The eagle-eyed amongst you may have noted an expansion in the rosé shelves lately. When I judged at the Air NZ Wine Awards last year, the rosé class had 100 wines, with some absolute stunners. Only a few years back, there would have been 30-odd wines in a class considered the judging day’s booby prize. Not so now! Sales are rocketing globally and wineries are scrambling to meet demand. There’s even a phenomenon known as Brosé – yes, that’s bros (aka, men) drinking rosé. You read it here first. So, to help you keep up with the play, here’s the low-down on rosé.

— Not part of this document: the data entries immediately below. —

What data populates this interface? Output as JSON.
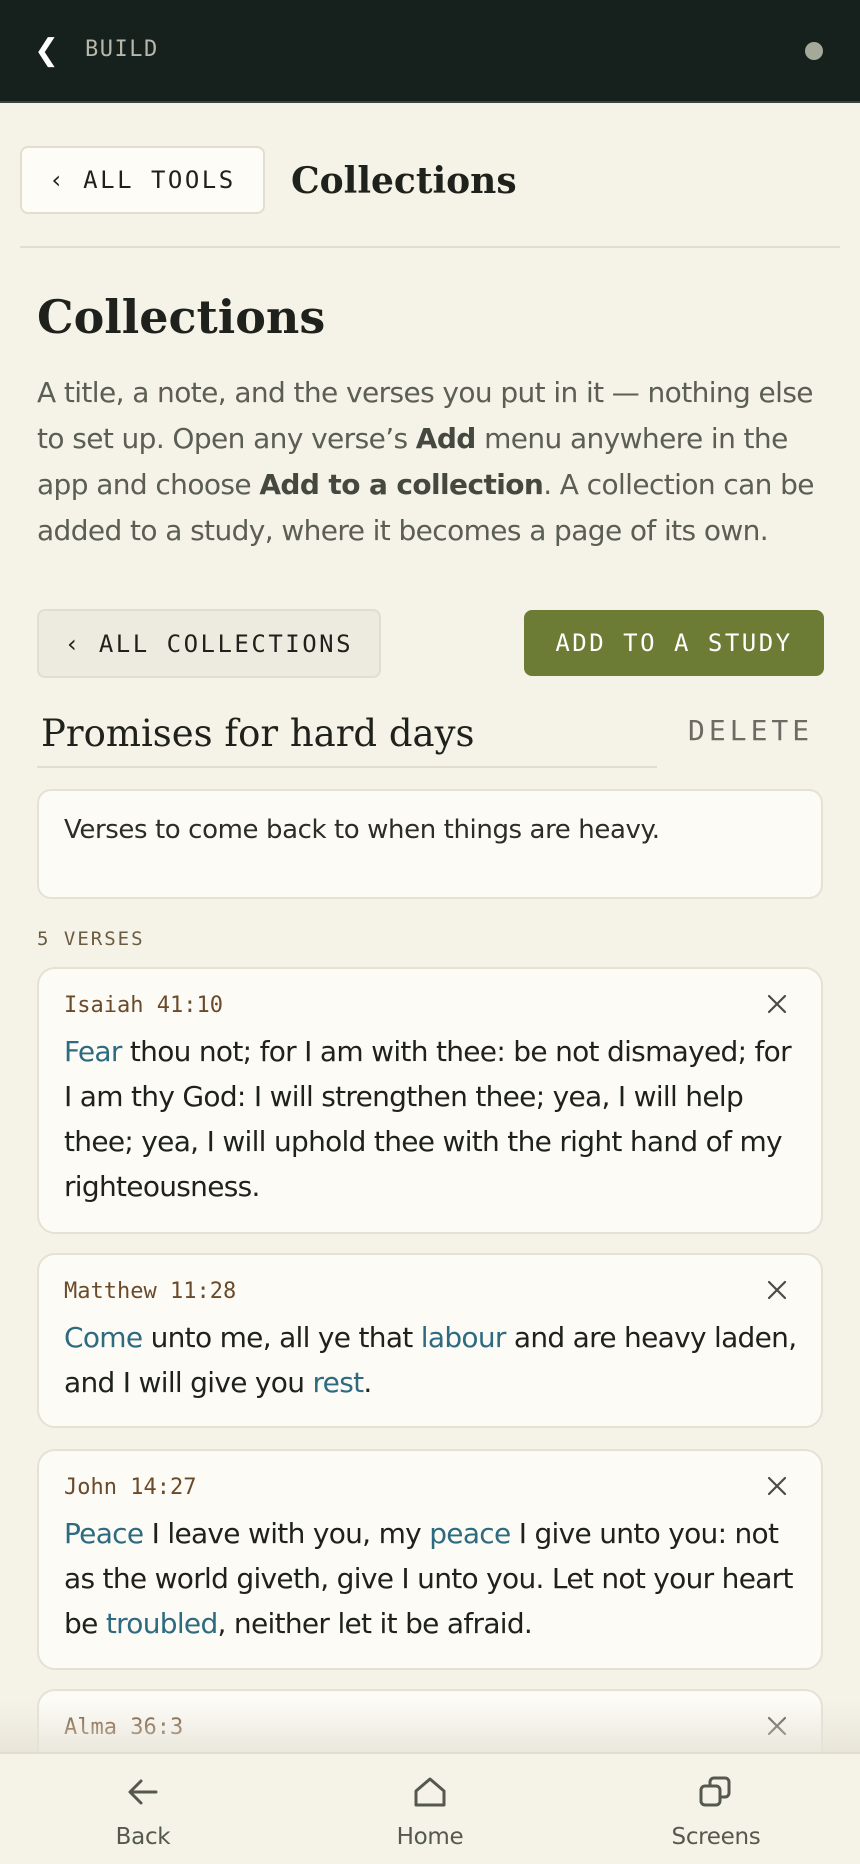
{
  "topbar": {
    "title": "BUILD"
  },
  "header": {
    "back_label": "‹  ALL TOOLS",
    "title": "Collections"
  },
  "page": {
    "heading": "Collections",
    "intro": {
      "p1": "A title, a note, and the verses you put in it — nothing else to set up. Open any verse’s ",
      "b1": "Add",
      "p2": " menu anywhere in the app and choose ",
      "b2": "Add to a collection",
      "p3": ". A collection can be added to a study, where it becomes a page of its own."
    }
  },
  "actions": {
    "all_collections": "‹  ALL COLLECTIONS",
    "add_to_study": "ADD TO A STUDY"
  },
  "collection": {
    "title": "Promises for hard days",
    "delete_label": "DELETE",
    "note": "Verses to come back to when things are heavy.",
    "verse_count": "5 VERSES",
    "verses": [
      {
        "ref": "Isaiah 41:10",
        "segments": [
          {
            "t": "Fear",
            "k": true
          },
          {
            "t": " thou not; for I am with thee: be not dismayed; for I am thy God: I will strengthen thee; yea, I will help thee; yea, I will uphold thee with the right hand of my righteousness.",
            "k": false
          }
        ]
      },
      {
        "ref": "Matthew 11:28",
        "segments": [
          {
            "t": "Come",
            "k": true
          },
          {
            "t": " unto me, all ye that ",
            "k": false
          },
          {
            "t": "labour",
            "k": true
          },
          {
            "t": " and are heavy laden, and I will give you ",
            "k": false
          },
          {
            "t": "rest",
            "k": true
          },
          {
            "t": ".",
            "k": false
          }
        ]
      },
      {
        "ref": "John 14:27",
        "segments": [
          {
            "t": "Peace",
            "k": true
          },
          {
            "t": " I leave with you, my ",
            "k": false
          },
          {
            "t": "peace",
            "k": true
          },
          {
            "t": " I give unto you: not as the world giveth, give I unto you. Let not your heart be ",
            "k": false
          },
          {
            "t": "troubled",
            "k": true
          },
          {
            "t": ", neither let it be afraid.",
            "k": false
          }
        ]
      },
      {
        "ref": "Alma 36:3",
        "segments": []
      }
    ]
  },
  "bottom_nav": [
    {
      "label": "Back",
      "icon": "arrow-left-icon"
    },
    {
      "label": "Home",
      "icon": "home-icon"
    },
    {
      "label": "Screens",
      "icon": "screens-icon"
    }
  ],
  "colors": {
    "topbar_bg": "#16211d",
    "page_bg": "#f5f2e7",
    "accent_green": "#6c7c35",
    "keyword_blue": "#2e6b80",
    "reference_brown": "#6b4a2a"
  }
}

What is a rosé? Rosés are generally fresh, light bodied and fruity with little tannins. Essentially, a rosé is red wine made a bit more like white wine, ending up a delicate hue of pink – hence its name. Rosé wines have been around forever (Provençal production dates back to around 125BC) and many red wines of past centuries would have been more akin to what we now know as rosé.
How are they made? Almost all red grapes are white on the inside. The colour is in the skin, so when grapes are crushed at the start of the winemaking process, the longer the juice is in contact with the skins, the deeper the wine’s colour. Skin contact usually lasts for days, or even weeks, for true red wines but when making a rosé you want just a touch of colour, so skin contact is a few hours to a day at the most. The final pink will relate to the type of grape used as well as skin contact time, as red varieties vary in hue and pigment depth. Less commonly, rosés can be made by “bleeding off” a bit of red wine while the colour is still pale, or even by blending a little finished red wine with white wine, although this is mostly confined to some rosé sparkling wines.
What are the different styles? Rosés can be bone dry through to sweet, made from any number of different grapes, and can range from light and rather frivolous to textural and serious. If this sounds a bit confusing, fear not. Most New Zealand rosés are made from pinot noir, usually in vibrantly fruity, off-dry styles. French and Spanish examples tend to be drier, with more savoury tones, and are wonderful with food. As always, exploration is the fun of it... What do you drink them with, and can you age
them? Rosés are versatile food wines, having aspects of both red and white wines. The classic matches are salmon or salade Niçoise, but goat's cheese tarts, tapas and Mediterranean foods as well as Thai and Indian all suit a decent rosé. The majority are Drink Now wines – best enjoyed within a year of vintage, lightly chilled, with good friends and food. Perfect summer sipping.
Rosés are versatile food wines, having aspects of both red and white wines.